Erguido há quase 80 anos, o monumento do Bandeirante, nas Avenidas Goiás e Anhanguera, no Centro de Goiânia resiste, apesar de ligado a um personagem controverso (Bartolomeu Bueno da Silva), relacionado casos de racismo e massacres indígenas. Para o professor e historiador José Luciano, ela representa “como o modelo racista e excludente de nossa sociedade triunfou”.

Ela, a estátua, contudo, pode estar com os dias contados – e não é pelas discussões que têm crescido nas redes sociais após o incêndio da estátua de Borba Gato, em São Paulo (considerado justiça por alguns e terrorismo por outros).Tramita na Câmara Federal o projeto de lei (PL) 5296/20, dos deputados Talíria Petrone (PSOL-RJ), Áurea Carolina (PSOL-MG) e Orlando Silva (PCdoB-SP).

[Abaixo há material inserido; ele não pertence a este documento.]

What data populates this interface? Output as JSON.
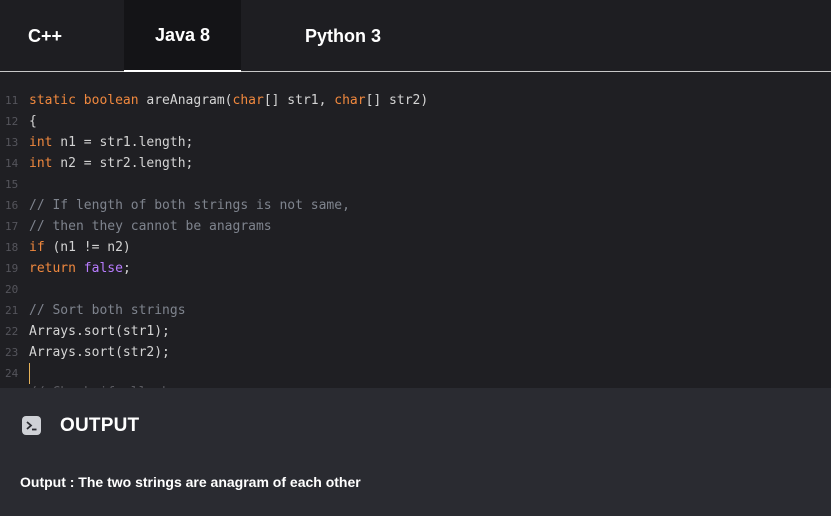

O texto proíbe no Brasil o uso de monumentos, como estátuas, totens, praças e bustos, para homenagear personagens da história ligados à escravidão de negros e indígenas. “Consideram-se personagens escravocratas da história do Brasil aqueles que foram proprietários de escravos, traficantes de escravos, autores do racismo científico ou pensadores que defenderam e legitimaram a escravidão”, explica trecho da lei.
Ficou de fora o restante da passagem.